How we cite our quotes: (Chapter.Paragraph)
Quote #1
And he contemplated her absorbed young face with a thrill of possessorship in which pride in his own masculine initiation was mingled with a tender reverence for her abysmal purity. (1.11)
At the beginning of the novel, Archer's attitude toward his fiancé, May, is pretty typical of his class. He views May as a precious and pure object that enhances his own reputation.
Quote #2
He stopped and turned away angrily to light his cigar. "Women ought to be free— as free as we are," he declared, making a discovery of which he was too irritated to measure the terrific consequences. (5.53-4)
Archer's passion for Madame Olenska is beginning to develop here, although he isn't really aware of it yet. But one symptom is that he's starting to be much more liberal-minded when it comes to women's sexuality.
Quote #3
And he felt oppressed by this creation of factitious purity, so cunningly manufactured by a conspiracy of mothers and aunts and grandmothers and long-dead ancestresses, because it was supposed to be what he wanted, what he had a right to, in order that he might exercise his lordly pleasure in smashing it like an image made of snow. (6.6)
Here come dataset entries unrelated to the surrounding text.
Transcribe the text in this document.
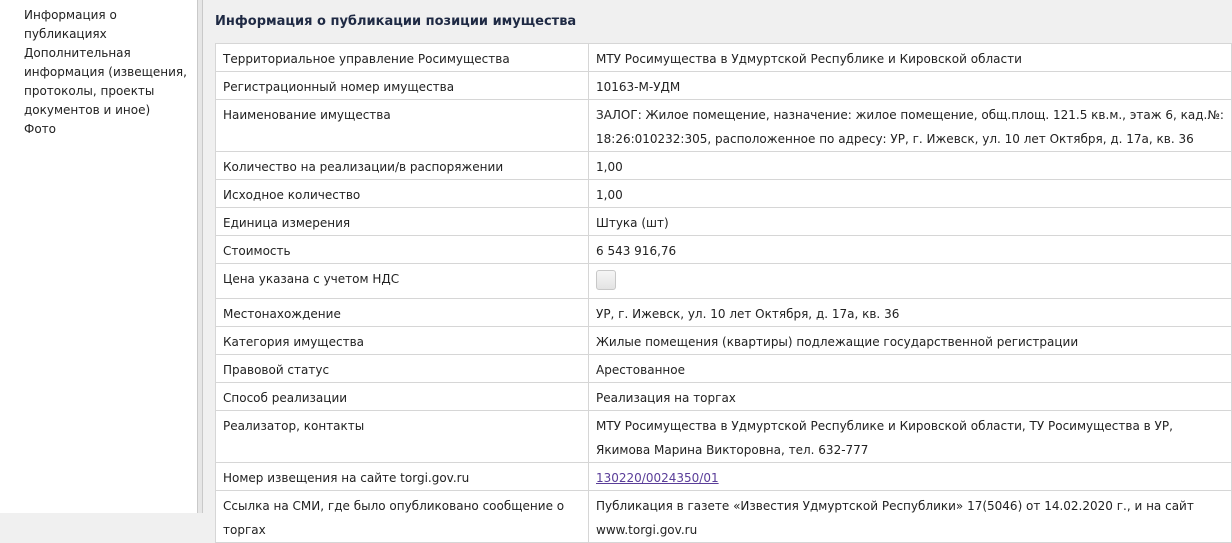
Информация о публикациях
Дополнительная информация (извещения, протоколы, проекты документов и иное)
Фото
Информация о публикации позиции имущества
Территориальное управление Росимущества	МТУ Росимущества в Удмуртской Республике и Кировской области
Регистрационный номер имущества	10163-М-УДМ
Наименование имущества	ЗАЛОГ: Жилое помещение, назначение: жилое помещение, общ.площ. 121.5 кв.м., этаж 6, кад.№: 18:26:010232:305, расположенное по адресу: УР, г. Ижевск, ул. 10 лет Октября, д. 17а, кв. 36
Количество на реализации/в распоряжении	1,00
Исходное количество	1,00
Единица измерения	Штука (шт)
Стоимость	6 543 916,76
Цена указана с учетом НДС	
Местонахождение	УР, г. Ижевск, ул. 10 лет Октября, д. 17а, кв. 36
Категория имущества	Жилые помещения (квартиры) подлежащие государственной регистрации
Правовой статус	Арестованное
Способ реализации	Реализация на торгах
Реализатор, контакты	МТУ Росимущества в Удмуртской Республике и Кировской области, ТУ Росимущества в УР, Якимова Марина Викторовна, тел. 632-777
Номер извещения на сайте torgi.gov.ru	130220/0024350/01
Ссылка на СМИ, где было опубликовано сообщение о торгах	Публикация в газете «Известия Удмуртской Республики» 17(5046) от 14.02.2020 г., и на сайт www.torgi.gov.ru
Contrast Archer's changed attitude here to his pride in Quote #1, when he is tickled by possessing May.
Quote #4
[…] all shared Mrs. Archer's belief that when "such things happened" it was undoubtedly foolish of the man, but somehow always criminal of the woman. (11.29)
Archer's society holds women to a different standard: if men cheat, it's a lapse in male judgment, but it's always ultimately the fault of the woman.
Quote #5
Archer remembered, on his last visit to Paris, seeing a portrait by a new painter, Carolus Duran, whose pictures were the sensation of the Salon, in which the lady wore one of these bold sheath-like robes with her chin nestling in fur. There was something perverse and provocative in the notion of fur worn in the evening in a heated drawing room, and in the combination of a muffled throat and bare arms; but the effect was undeniably pleasing. (12.13)
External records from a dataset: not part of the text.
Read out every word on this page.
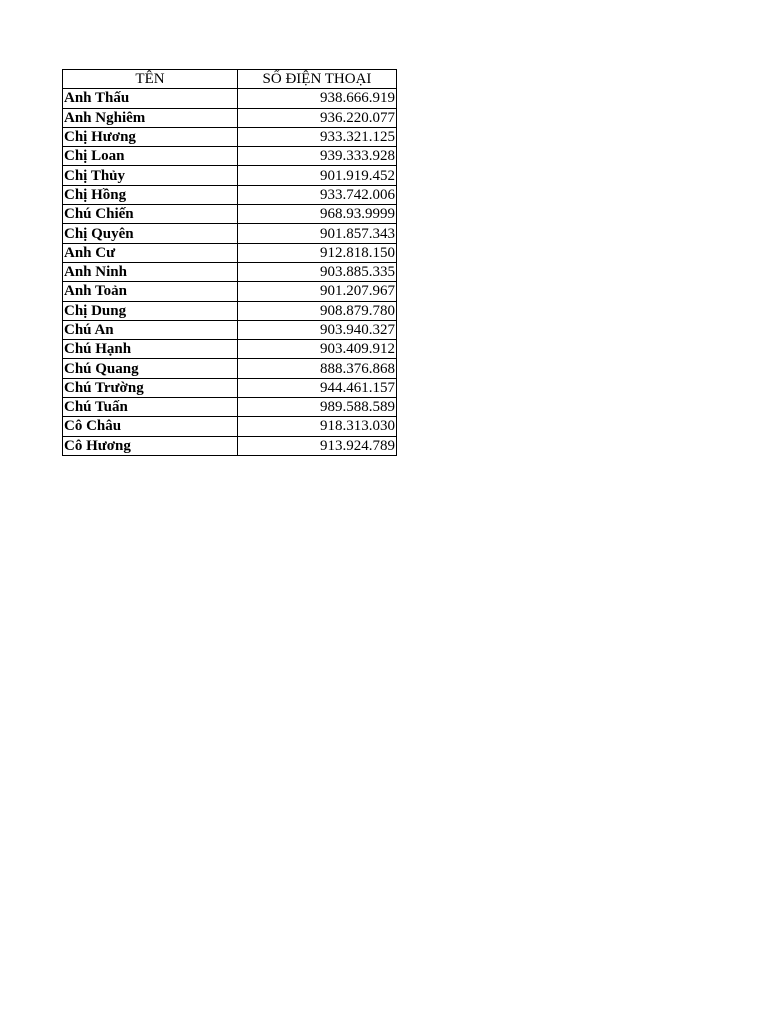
TÊN	SỐ ĐIỆN THOẠI
Anh Thấu	938.666.919
Anh Nghiêm	936.220.077
Chị Hương	933.321.125
Chị Loan	939.333.928
Chị Thủy	901.919.452
Chị Hồng	933.742.006
Chú Chiến	968.93.9999
Chị Quyên	901.857.343
Anh Cư	912.818.150
Anh Ninh	903.885.335
Anh Toản	901.207.967
Chị Dung	908.879.780
Chú An	903.940.327
Chú Hạnh	903.409.912
Chú Quang	888.376.868
Chú Trường	944.461.157
Chú Tuấn	989.588.589
Cô Châu	918.313.030
Cô Hương	913.924.789
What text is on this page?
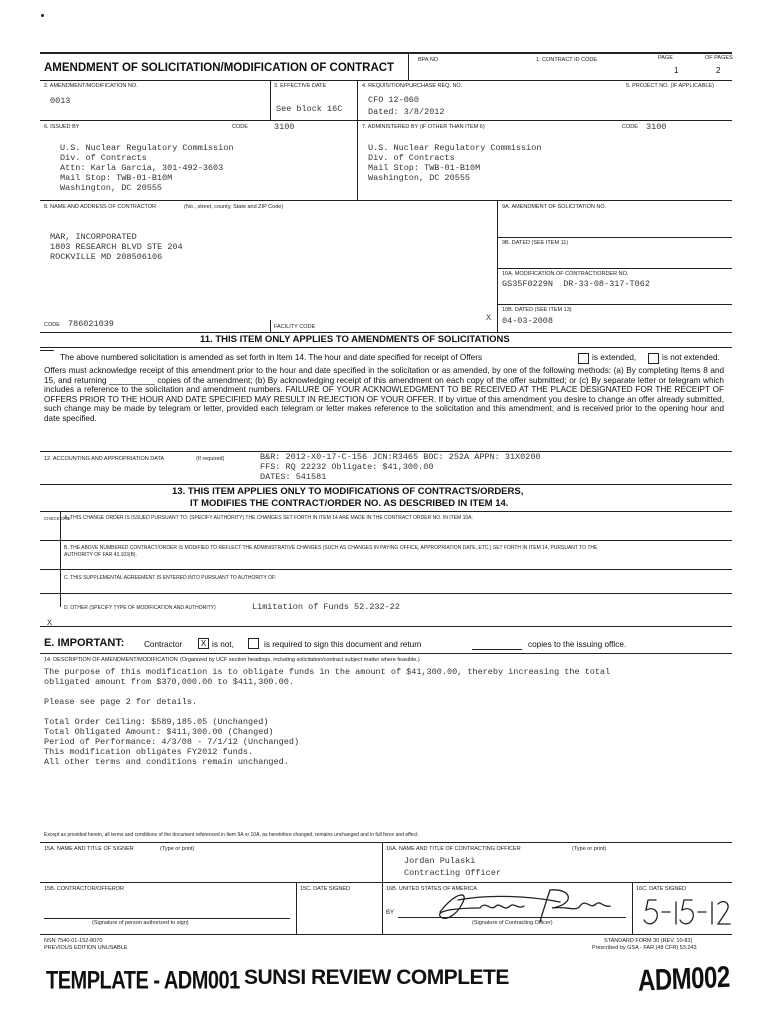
AMENDMENT OF SOLICITATION/MODIFICATION OF CONTRACT
BPA NO	1. CONTRACT ID CODE	PAGE	OF PAGES
1	2
2. AMENDMENT/MODIFICATION NO.
0013
3. EFFECTIVE DATE
See block 16C
4. REQUISITION/PURCHASE REQ. NO.
CFO 12-060
Dated: 3/8/2012
5. PROJECT NO. (IF APPLICABLE)
6. ISSUED BY	CODE	3100	7. ADMINISTERED BY (IF OTHER THAN ITEM 6)	CODE 3100
U.S. Nuclear Regulatory Commission
Div. of Contracts
Attn: Karla Garcia, 301-492-3603
Mail Stop: TWB-01-B10M
Washington, DC 20555
U.S. Nuclear Regulatory Commission
Div. of Contracts
Mail Stop: TWB-01-B10M
Washington, DC 20555
8. NAME AND ADDRESS OF CONTRACTOR	(No., street, county, State and ZIP Code)
MAR, INCORPORATED
1803 RESEARCH BLVD STE 204
ROCKVILLE MD 208506106
9A. AMENDMENT OF SOLICITATION NO.
9B. DATED (SEE ITEM 11)
10A. MODIFICATION OF CONTRACT/ORDER NO.
GS35F0229N  DR-33-08-317-T062
10B. DATED (SEE ITEM 13)
X 04-03-2008
CODE 786021039	FACILITY CODE
11. THIS ITEM ONLY APPLIES TO AMENDMENTS OF SOLICITATIONS
The above numbered solicitation is amended as set forth in Item 14. The hour and date specified for receipt of Offers	is extended,	is not extended.
Offers must acknowledge receipt of this amendment prior to the hour and date specified in the solicitation or as amended, by one of the following methods: (a) By completing Items 8 and 15, and returning __________ copies of the amendment; (b) By acknowledging receipt of this amendment on each copy of the offer submitted; or (c) By separate letter or telegram which includes a reference to the solicitation and amendment numbers. FAILURE OF YOUR ACKNOWLEDGMENT TO BE RECEIVED AT THE PLACE DESIGNATED FOR THE RECEIPT OF OFFERS PRIOR TO THE HOUR AND DATE SPECIFIED MAY RESULT IN REJECTION OF YOUR OFFER. If by virtue of this amendment you desire to change an offer already submitted, such change may be made by telegram or letter, provided each telegram or letter makes reference to the solicitation and this amendment, and is received prior to the opening hour and date specified.
12. ACCOUNTING AND APPROPRIATION DATA	(If required)	B&R: 2012-X0-17-C-156 JCN:R3465 BOC: 252A APPN: 31X0200
FFS: RQ 22232 Obligate: $41,300.00
DATES: 541581
13. THIS ITEM APPLIES ONLY TO MODIFICATIONS OF CONTRACTS/ORDERS,
IT MODIFIES THE CONTRACT/ORDER NO. AS DESCRIBED IN ITEM 14.
CHECK ONE
A. THIS CHANGE ORDER IS ISSUED PURSUANT TO: (SPECIFY AUTHORITY) THE CHANGES SET FORTH IN ITEM 14 ARE MADE IN THE CONTRACT ORDER NO. IN ITEM 10A.
B. THE ABOVE NUMBERED CONTRACT/ORDER IS MODIFIED TO REFLECT THE ADMINISTRATIVE CHANGES (SUCH AS CHANGES IN PAYING OFFICE, APPROPRIATION DATE, ETC.) SET FORTH IN ITEM 14, PURSUANT TO THE AUTHORITY OF FAR 43.103(B).
C. THIS SUPPLEMENTAL AGREEMENT IS ENTERED INTO PURSUANT TO AUTHORITY OF:
D. OTHER (SPECIFY TYPE OF MODIFICATION AND AUTHORITY)	Limitation of Funds 52.232-22
X
E. IMPORTANT: Contractor	X is not,	is required to sign this document and return	copies to the issuing office.
14. DESCRIPTION OF AMENDMENT/MODIFICATION (Organized by UCF section headings, including solicitation/contract subject matter where feasible.)
The purpose of this modification is to obligate funds in the amount of $41,300.00, thereby increasing the total
obligated amount from $370,000.00 to $411,300.00.
Please see page 2 for details.
Total Order Ceiling: $589,185.05 (Unchanged)
Total Obligated Amount: $411,300.00 (Changed)
Period of Performance: 4/3/08 - 7/1/12 (Unchanged)
This modification obligates FY2012 funds.
All other terms and conditions remain unchanged.
Except as provided herein, all terms and conditions of the document referenced in Item 9A or 10A, as heretofore changed, remains unchanged and in full force and effect.
15A. NAME AND TITLE OF SIGNER	(Type or print)	16A. NAME AND TITLE OF CONTRACTING OFFICER	(Type or print)
Jordan Pulaski
Contracting Officer
15B. CONTRACTOR/OFFEROR	15C. DATE SIGNED
(Signature of person authorized to sign)
16B. UNITED STATES OF AMERICA
BY
(Signature of Contracting Officer)
16C. DATE SIGNED
NSN 7540-01-152-8070
PREVIOUS EDITION UNUSABLE
STANDARD FORM 30 (REV. 10-83)
Prescribed by GSA - FAR (48 CFR) 53.243
TEMPLATE - ADM001 SUNSI REVIEW COMPLETE	ADM002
Compared to a Victoria's Secret catalog, this painting sounds pretty tame, but Archer is associating Madame Olenska with the same risqué style.
Quote #6
"You mustn't think that a girl knows as little as her parents imagine. One hears and one notices— one has one's feelings and ideas." (16.49)
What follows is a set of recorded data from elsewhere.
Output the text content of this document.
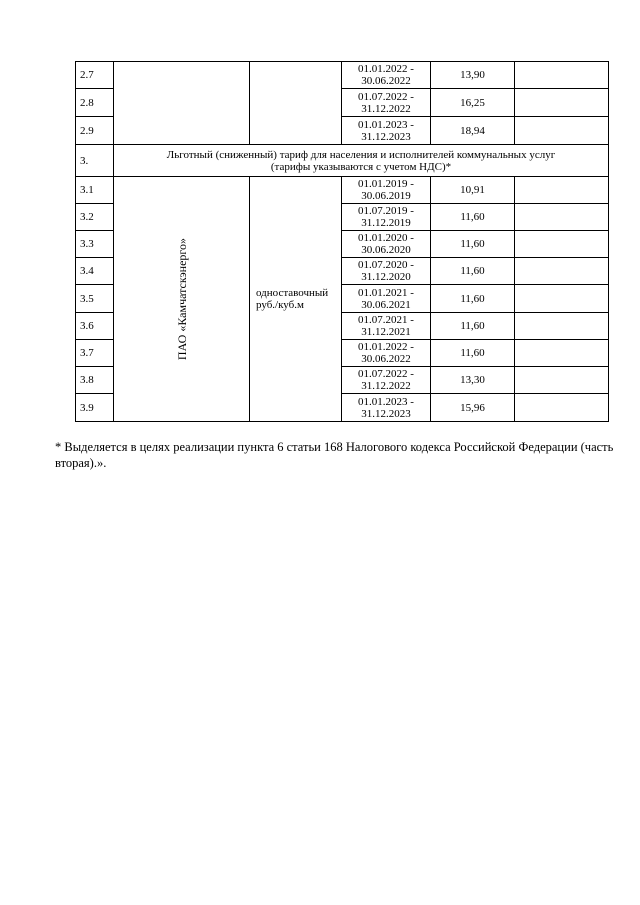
2.7			01.01.2022 -
30.06.2022	13,90	
2.8			01.07.2022 -
31.12.2022	16,25	
2.9			01.01.2023 -
31.12.2023	18,94	
3.	Льготный (сниженный) тариф для населения и исполнителей коммунальных услуг
(тарифы указываются с учетом НДС)*				
3.1	ПАО «Камчатскэнерго»	одноставочный
руб./куб.м	01.01.2019 -
30.06.2019	10,91	
3.2			01.07.2019 -
31.12.2019	11,60	
3.3			01.01.2020 -
30.06.2020	11,60	
3.4			01.07.2020 -
31.12.2020	11,60	
3.5			01.01.2021 -
30.06.2021	11,60	
3.6			01.07.2021 -
31.12.2021	11,60	
3.7			01.01.2022 -
30.06.2022	11,60	
3.8			01.07.2022 -
31.12.2022	13,30	
3.9			01.01.2023 -
31.12.2023	15,96	
* Выделяется в целях реализации пункта 6 статьи 168 Налогового кодекса Российской Федерации (часть вторая).».
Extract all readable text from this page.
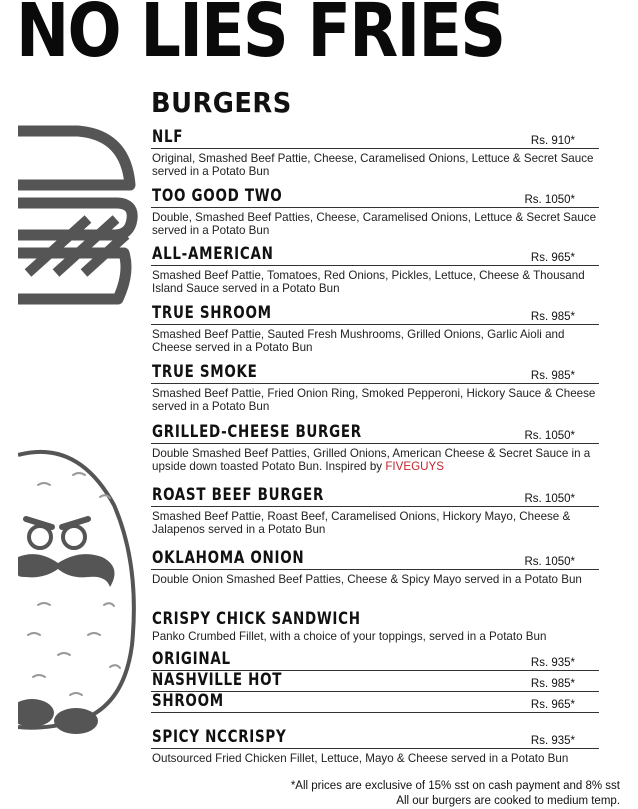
NO LIES FRIES
BURGERS
NLF	Rs. 910*
Original, Smashed Beef Pattie, Cheese, Caramelised Onions, Lettuce & Secret Sauce served in a Potato Bun
TOO GOOD TWO	Rs. 1050*
Double, Smashed Beef Patties, Cheese, Caramelised Onions, Lettuce & Secret Sauce served in a Potato Bun
ALL-AMERICAN	Rs. 965*
Smashed Beef Pattie, Tomatoes, Red Onions, Pickles, Lettuce, Cheese & Thousand Island Sauce served in a Potato Bun
TRUE SHROOM	Rs. 985*
Smashed Beef Pattie, Sauted Fresh Mushrooms, Grilled Onions, Garlic Aioli and Cheese served in a Potato Bun
TRUE SMOKE	Rs. 985*
Smashed Beef Pattie, Fried Onion Ring, Smoked Pepperoni, Hickory Sauce & Cheese served in a Potato Bun
GRILLED-CHEESE BURGER	Rs. 1050*
Double Smashed Beef Patties, Grilled Onions, American Cheese & Secret Sauce in a upside down toasted Potato Bun. Inspired by FIVEGUYS
ROAST BEEF BURGER	Rs. 1050*
Smashed Beef Pattie, Roast Beef, Caramelised Onions, Hickory Mayo, Cheese & Jalapenos served in a Potato Bun
OKLAHOMA ONION	Rs. 1050*
Double Onion Smashed Beef Patties, Cheese & Spicy Mayo served in a Potato Bun
CRISPY CHICK SANDWICH
Panko Crumbed Fillet, with a choice of your toppings, served in a Potato Bun
ORIGINAL	Rs. 935*
NASHVILLE HOT	Rs. 985*
SHROOM	Rs. 965*
SPICY NCCRISPY	Rs. 935*
Outsourced Fried Chicken Fillet, Lettuce, Mayo & Cheese served in a Potato Bun
*All prices are exclusive of 15% sst on cash payment and 8% sst
All our burgers are cooked to medium temp.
May constantly surprises Archer with her intuitions. Due to his sense of superiority over her, he never suspects what she's up to until it's far too late.
Quote #7
Perhaps that faculty of unawareness was what gave her eyes their transparency, and her face the look of representing a type rather than a person; as if she might have been chosen to pose for a Civic Virtue or a Greek goddess […] her look of indestructible youthfulness made her seem neither hard nor dull, but only primitive and pure. (19.40)
May is constantly compared to a goddess, and one goddess in particular: Diana or Artemis, who in Greek mythology is associated with virginity and hunting. She also subjected a man to a gruesome death by his own hounds because he had caught a glimpse of her naked. Virginal and deadly— that's our May.
Quote #8
There was no use trying to emancipate a wife who had not the dimmest notion that she was not free; and he had long since discovered that May's only use of the liberty she supposed herself to possess would be to lay it on the altar of her wifely adoration. (20.24)
Archer takes his superiority over May for granted; he never suspects that she's capable of out-maneuvering him until the end of the story.
Quote #9
The sport, which had hitherto known no rival but croquet, was beginning to be discarded in favor of lawn tennis; but the latter game was still considered too rough and inelegant for social occasions, and as an opportunity to show off pretty dresses and graceful attitudes the bow and arrow held their own. (21.25)
One can only imagine what a nineteenth century audience would think of today's professional women tennis players.
Quote #10
Mary Chivers was as tall and fair as her mother, but large-waisted, flat-chested and slightly slouching, as the later fashion required. Mary Chivers's mighty feats of athleticism could not have been performed with the twenty-inch waist that May Archer's azure sash so easily spanned. (34.15)
Sorry, but a twenty inch waist? Just to compare: the smallest size Gap offers in women's jeans is a size 00 —a 23-inch waist.